Dipika Mukherjee is an accomplished and internationally acclaimed writer and sociolinguist. Her debut novel, Ode to Broken Things, was longlisted for the Man Asian Literary Prize, and her second novel, Shambala Junction, won the UK Virginia Prize for Fiction. She also has published a short story collection, an academic book, three poetry collections—including most recently, Dialect of Distant Harbors—and has edited several anthologies. Her latest book, Writer’s Postcards, is a delightful read.
Writer’s Postcards is an essay collection that's part travelogue, part memoir, part commentary. I love how this collection chronicling world travel blurs boundaries and resists easy categorization. There’s an unmistakable warmth to Dipika’s writing and is so beautiful I tore through this book quickly—and I’m now rereading it to more deeply consider this stunning collection about home, identity, belonging, imagination, and culture.
I’m so happy Dipika agreed to this interview!
You’re an accomplished, award-winning author who has written and edited several books. Did you ever doubt Writer’s Postcards would be published?
I think every new work comes with its own baggage of terror; I have published some books already, but this is my first book of essays, and non-fiction has a way of stripping off all the writerly veils we put on for fiction, or even poetry, and it is very scary to write in your own voice, literally screaming THIS IS ME, instead of hiding behind a fictional character who is warped in the many ways we all are, as human beings. So many of these essays were deeply personal, critical of my own family and community, and the countries I write about, that I was also concerned about hurting people whom I love or being cancelled by a larger community in some way. I write about journeying to different countries and finding a common humanity, but life is never all rosy, so there is criticism in that commonality as well as love. I didn’t worry about this book being published as Writer’s Postcards started as a column for a newspaper in Malaysia and Singapore, where I already have a large and welcoming literary network, but when Penguin Singapore acquired the book, I wanted to make sure it would also resonate with writers outside Southeast Asia. Trying to please everyone means that you end up pleasing no one (a lesson I learnt very quickly as a rebellious young girl in an Indian family!) and I am heartened by the reception this book is getting from readers around the world.

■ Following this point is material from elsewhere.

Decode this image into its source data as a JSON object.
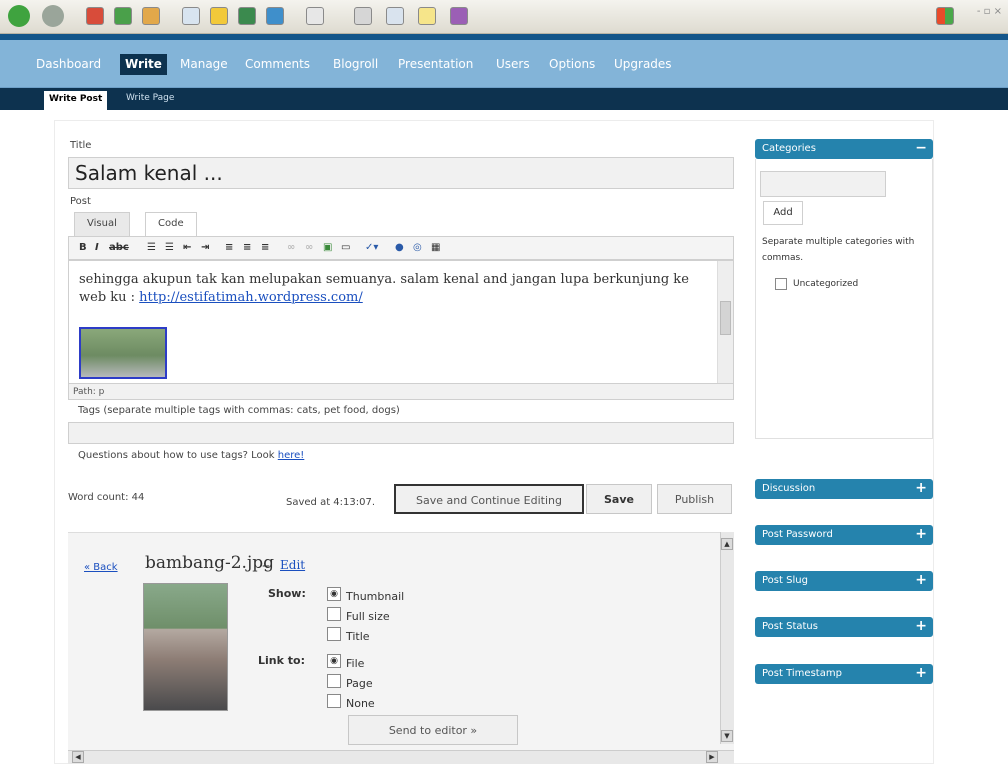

I really enjoyed the essay “The Advantage of the (Global) Asian Writer,” which offers advice and encouragement specifically to Asian writers, though I found what you said about submitting work applicable to all. Everyone should go and read it, but I was hoping you could share your thoughts on how to believe in one’s work enough to risk rejection.
I really LOVE that you enjoyed that essay, as I was afraid that this wouldn’t appeal to all writers. I teach at StoryStudio Chicago and at The Graham School at the University of Chicago and I meet a lot of new writers worrying about rejection. I think the only way to get over the fear of rejection is to set yourself a target of, say, 100 rejections a year, so that you are actively sending out work all the time, and looking at rejections “positively” as the means to a goal, which it almost always is. Not sending out work means that your writing will never be read by the public, so I urge students to form a critique group of writers who regularly read each other’s writing, and act as cheerleaders too. Sometimes a rejection comes with a wonderful note which is also a validation. Ultimately, in order to become a writer, one has to develop a thick skin, and I find that it is the students who are the most persistent who succeed. So keep sending the work out, and always keep something in the pipeline so that the possibility of an acceptance is on the horizon and within reach… don’t give up on yourself!
Can you share some reading recommendations?
In terms of travel stories, I love recommending The Crane Wife, which is an essay available in the Paris Review Essay, by CJ Hauser. I think travel writing should be less helicoptered and more personal, and she nails it.
I find myself reading women almost exclusively nowadays—they are so good!—and I really enjoyed Yellowface, which is a novel by R. F. Kuang and talks about how brutal publishing is for everyone, as well as All This Could Be Different, a novel by Sarah Thankam Mathews, which brilliantly deviates from the model-minority-assimilation stories from the Indian diaspora in the US.
Is there a song that ties into this book in some way?
This may be a bit cliché, but with the world in the state it is in, I can only hope for global co-operation and the song for that is Imagine by John Lennon.
Imagine there's no countries/ It isn't hard to do/ Nothing to kill or die for/ And no religion, too.
Thank you, Dipika!
Just ordered Writer’s Postcards—thank you for introducing me to Dipika Mukherjee!
You’ll be having an event in Chicsgo soon, right?